Nella partita che si sta giocando per arrivare alla guida autonoma anche Continental gioca la sua parte. Il costruttore di pneumatici fa infatti della guida automatizzata e sempre più connessa uno dei principi fondamentali confermando la vocazione tecnologica: “Stiamo lavorando con l’obiettivo di offrire una mobilità basata su tre aspetti fondamentali: azzerare gli incidenti stradali, aria pulita e veicoli intelligenti, sicuri e comodi” ha spiegato il Dottor Elmar Degenhart, CEO di Continental al Salone di Francoforte. La chiave per arrivare a “zero incidenti” è data dai sistemi di guida assistita, un cambiamento culturale che dovrà essere supportato non solo da elettronica e informatizzazione ma anche da una maggiore consapevolezza dell’automobilista. Attivare il ‘pilota automatico’, infatti, aumenta la libertà e favorisce la sicurezza di guida ma la scelta e il momento in cui utilizzarlo dipende sempre dal conducente.
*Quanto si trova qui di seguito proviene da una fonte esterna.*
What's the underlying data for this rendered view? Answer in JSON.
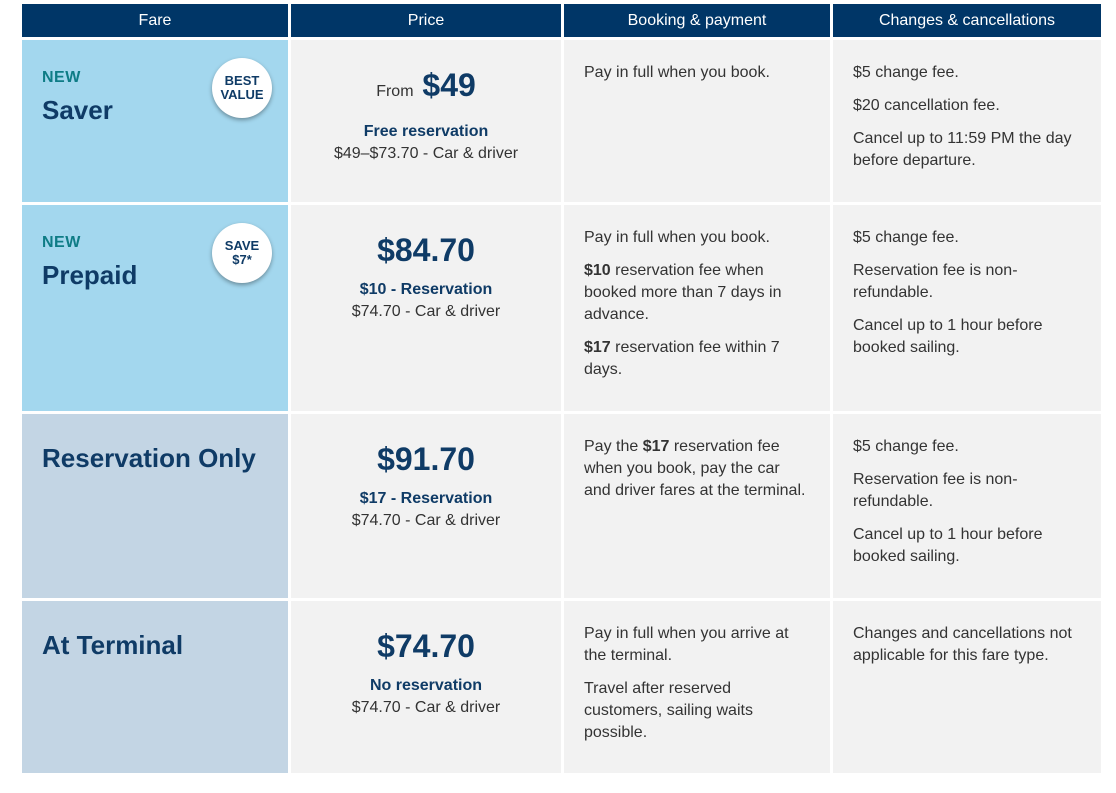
{
  "header": {
    "fare": "Fare",
    "price": "Price",
    "booking": "Booking & payment",
    "changes": "Changes & cancellations"
  },
  "rows": [
    {
      "new_label": "NEW",
      "name": "Saver",
      "badge_line1": "BEST",
      "badge_line2": "VALUE",
      "price_prefix": "From",
      "price": "$49",
      "price_sub": "Free reservation",
      "price_detail": "$49–$73.70 - Car & driver",
      "booking": [
        "Pay in full when you book."
      ],
      "changes": [
        "$5 change fee.",
        "$20 cancellation fee.",
        "Cancel up to 11:59 PM the day before departure."
      ]
    },
    {
      "new_label": "NEW",
      "name": "Prepaid",
      "badge_line1": "SAVE",
      "badge_line2": "$7*",
      "price": "$84.70",
      "price_sub": "$10 - Reservation",
      "price_detail": "$74.70 - Car & driver",
      "booking": [
        "Pay in full when you book.",
        {
          "bold": "$10",
          "text": " reservation fee when booked more than 7 days in advance."
        },
        {
          "bold": "$17",
          "text": " reservation fee within 7 days."
        }
      ],
      "changes": [
        "$5 change fee.",
        "Reservation fee is non-refundable.",
        "Cancel up to 1 hour before booked sailing."
      ]
    },
    {
      "name": "Reservation Only",
      "price": "$91.70",
      "price_sub": "$17 - Reservation",
      "price_detail": "$74.70 - Car & driver",
      "booking_pre": "Pay the ",
      "booking_bold": "$17",
      "booking_post": " reservation fee when you book, pay the car and driver fares at the terminal.",
      "changes": [
        "$5 change fee.",
        "Reservation fee is non-refundable.",
        "Cancel up to 1 hour before booked sailing."
      ]
    },
    {
      "name": "At Terminal",
      "price": "$74.70",
      "price_sub": "No reservation",
      "price_detail": "$74.70 - Car & driver",
      "booking": [
        "Pay in full when you arrive at the terminal.",
        "Travel after reserved customers, sailing waits possible."
      ],
      "changes": [
        "Changes and cancellations not applicable for this fare type."
      ]
    }
  ],
  "colors": {
    "header_bg": "#003667",
    "fare_light": "#a3d7ee",
    "fare_grey": "#c3d5e4",
    "cell_bg": "#f2f2f2",
    "accent_new": "#0e7c86",
    "navy_text": "#0f3b66"
  }
}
Continental sta lavorando a molteplici aspetti che compongono la guida autonoma con particolare attenzione ai sistemi di parcheggio assistito. Al Salone di Francoforte sono stati mostrati i sistemi avanzati di telecamere “Surround View” che facilitano notevolmente il parcheggi, permettendo la visione panoramica intorno al veicolo. Un esempio concreto è rappresentato dal sistema di microcamere ProViu ASL360, che permette una visione a 360 gradi in tempo reale dell’area circostante al veicolo.

Il concetto di orizzonte elettronico dinamico (Dynamic eHorizon), invece, rappresenta l’esempio di guida connessa. Il sistema utilizza la tecnologia di crowdsourcing, servendosi dei dati di navigazione per integrare le mappe topografiche con le informazioni provenienti da altri conducenti: eventi dinamici come il meteo, il traffico o cantieri per lavori in corso, vengono rilevati e assemblati in una mappa digitale ed evidenziati in base al tragitto specifico percorso dal veicolo anticipando eventuali criticità. Infine, l’aumento dell’efficienza e la riduzione delle emissioni passano per l’adozione della tecnologia ‘mild hybrid’ con alimentatore a 48 volt, che permette di risparmiare il 20% di carburante e si adatta a ogni tipo di veicolo con i turbocompressori Continental che puntano a ridurre le emissioni di CO2 dei nuovi veicoli fino al 7% e fino al 13% con iniezione diretta.